Точно такой же кладкой (две противоположные стены — белый кирпич, две стены — красный) выложена и комната «малой сцены», из-за чего внутри установилась странная акустика каменного кармана, ямы или же норы, гулкая и совершенно не дышащая — в ней любой звук усиливается, нельзя ни в сумку залезть, ни ногой двинуть, ибо все это, вплоть до желудочных звуков, становится слышным всем.
Ну а если ты захочешь в туалет, то спектакль будет для тебя безнадежно испорчен: выйти из зала нет никакой возможности — она, эта возможность, для сидящих по периметру, кажется, и не предполагается.
За вами закрывают дверь «малой сцены» едва ли не на ключ, и парень, предлагающий раздвинуть плотно стоящие табуретки, чтобы было не так тесно, играет свою роль более точно, чем красноармеец в фойе, так как ему веришь и подчиняешься безоговорочно.
После чего дверь закрывается и ты смотришь на эти длинные доски, отгораживающие сценическое пространство от профанного; а еще на выдолбленную в кирпичной кладке реку — разрыв между старым каменным рисунком, разламывающий стену как бы на два неравных пространства. Разрыв этот, вытянутый параллельно полу, продолжается и на другой стене; в финале его умело подсвечивают, из-за чего он действительно становится похожим на реку. Половину постановки я сидел, между прочим, и думал: это нарушение кладки и ее симметрии выполнено для конкретного спектакля или изначально было заложено в проекте зала?
Закладывать в проект подобный загиб, необходимый лишь для разовой постановки, было бы чересчур смело, поэтому скорее всего он был изначален и обыгрывался постановщиком в данном-конкретном.
Схожим образом устроен просмотр спектаклей «Школы драматического искусства»[31], где тоже ведь заботятся о зрительском комфорте в самую последнюю очередь: рассаживают всех на жесткие скамьи, запрещают выходить и устраивают рассадку таким образом, что выйти посредине действия невозможно.
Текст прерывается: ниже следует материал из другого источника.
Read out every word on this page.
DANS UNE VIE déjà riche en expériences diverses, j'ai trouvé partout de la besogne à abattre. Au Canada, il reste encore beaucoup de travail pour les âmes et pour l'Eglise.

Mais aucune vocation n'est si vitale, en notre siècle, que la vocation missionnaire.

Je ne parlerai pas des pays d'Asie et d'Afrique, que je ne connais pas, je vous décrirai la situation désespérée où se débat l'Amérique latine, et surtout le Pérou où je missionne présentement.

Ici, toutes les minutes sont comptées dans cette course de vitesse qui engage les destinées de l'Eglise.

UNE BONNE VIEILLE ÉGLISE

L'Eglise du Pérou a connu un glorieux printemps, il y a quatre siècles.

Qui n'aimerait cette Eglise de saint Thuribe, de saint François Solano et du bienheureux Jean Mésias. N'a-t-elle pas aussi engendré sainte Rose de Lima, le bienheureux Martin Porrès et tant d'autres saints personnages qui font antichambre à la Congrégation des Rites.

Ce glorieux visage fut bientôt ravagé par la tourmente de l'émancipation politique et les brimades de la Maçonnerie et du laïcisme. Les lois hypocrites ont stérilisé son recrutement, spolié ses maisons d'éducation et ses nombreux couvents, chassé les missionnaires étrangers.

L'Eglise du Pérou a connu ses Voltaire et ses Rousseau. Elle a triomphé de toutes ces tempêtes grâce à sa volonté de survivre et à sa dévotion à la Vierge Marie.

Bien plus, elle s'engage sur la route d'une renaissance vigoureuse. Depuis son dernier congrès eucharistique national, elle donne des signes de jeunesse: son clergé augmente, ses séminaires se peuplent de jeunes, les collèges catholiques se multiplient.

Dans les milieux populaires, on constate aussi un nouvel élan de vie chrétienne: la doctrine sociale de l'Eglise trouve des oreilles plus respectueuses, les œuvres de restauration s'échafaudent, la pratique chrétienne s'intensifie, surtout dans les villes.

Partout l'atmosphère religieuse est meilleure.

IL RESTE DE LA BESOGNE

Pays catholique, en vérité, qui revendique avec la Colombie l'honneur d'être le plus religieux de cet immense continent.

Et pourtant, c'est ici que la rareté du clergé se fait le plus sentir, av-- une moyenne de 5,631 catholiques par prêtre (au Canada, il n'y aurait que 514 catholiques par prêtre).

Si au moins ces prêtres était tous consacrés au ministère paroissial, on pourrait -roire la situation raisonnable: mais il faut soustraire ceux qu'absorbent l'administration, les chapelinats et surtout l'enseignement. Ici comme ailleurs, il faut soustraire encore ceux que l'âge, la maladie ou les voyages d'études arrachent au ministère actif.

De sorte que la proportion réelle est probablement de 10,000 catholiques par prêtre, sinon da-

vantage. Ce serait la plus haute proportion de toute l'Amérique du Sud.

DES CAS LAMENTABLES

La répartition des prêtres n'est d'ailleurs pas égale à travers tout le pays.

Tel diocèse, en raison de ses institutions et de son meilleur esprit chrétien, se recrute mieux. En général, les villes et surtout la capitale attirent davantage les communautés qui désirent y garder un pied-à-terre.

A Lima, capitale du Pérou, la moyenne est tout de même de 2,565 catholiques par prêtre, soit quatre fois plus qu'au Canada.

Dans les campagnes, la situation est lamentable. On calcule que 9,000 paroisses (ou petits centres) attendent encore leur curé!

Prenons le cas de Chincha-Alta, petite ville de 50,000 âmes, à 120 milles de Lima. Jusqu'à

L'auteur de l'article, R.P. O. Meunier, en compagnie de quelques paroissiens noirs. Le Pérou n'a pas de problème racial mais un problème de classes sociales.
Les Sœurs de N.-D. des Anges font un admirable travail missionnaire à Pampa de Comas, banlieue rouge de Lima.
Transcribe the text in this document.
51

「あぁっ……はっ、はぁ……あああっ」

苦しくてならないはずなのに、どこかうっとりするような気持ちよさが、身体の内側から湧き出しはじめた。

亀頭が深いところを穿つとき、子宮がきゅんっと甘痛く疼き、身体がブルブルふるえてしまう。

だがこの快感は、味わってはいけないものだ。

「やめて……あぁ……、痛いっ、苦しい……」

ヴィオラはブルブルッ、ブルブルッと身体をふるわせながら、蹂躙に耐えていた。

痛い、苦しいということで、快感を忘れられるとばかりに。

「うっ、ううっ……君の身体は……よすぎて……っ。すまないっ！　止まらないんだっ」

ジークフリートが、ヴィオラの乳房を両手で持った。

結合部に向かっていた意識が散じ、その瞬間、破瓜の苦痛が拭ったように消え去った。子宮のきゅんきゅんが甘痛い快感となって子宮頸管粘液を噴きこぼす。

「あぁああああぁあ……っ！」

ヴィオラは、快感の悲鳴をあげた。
У «женовачей» идут дальше и конфискуют у зрителей мобильные телефоны. Для чего в предбаннике «малой сцены» стоит специальная стойка с пронумерованными ячейками. 36 ячеек, 36 табуреток, а также числительные после сорока, нанесенные на доски декораций (из них во время спектакля делают сначала гроб, затем условную мебель, «многоуважаемый шкаф»), словно бы говорящие о том, что зрители — такие же точно заготовки, как и эти же самые доски, и делать с ними (то есть с вами, то есть с нами) можно все, что угодно. Все, что угодно?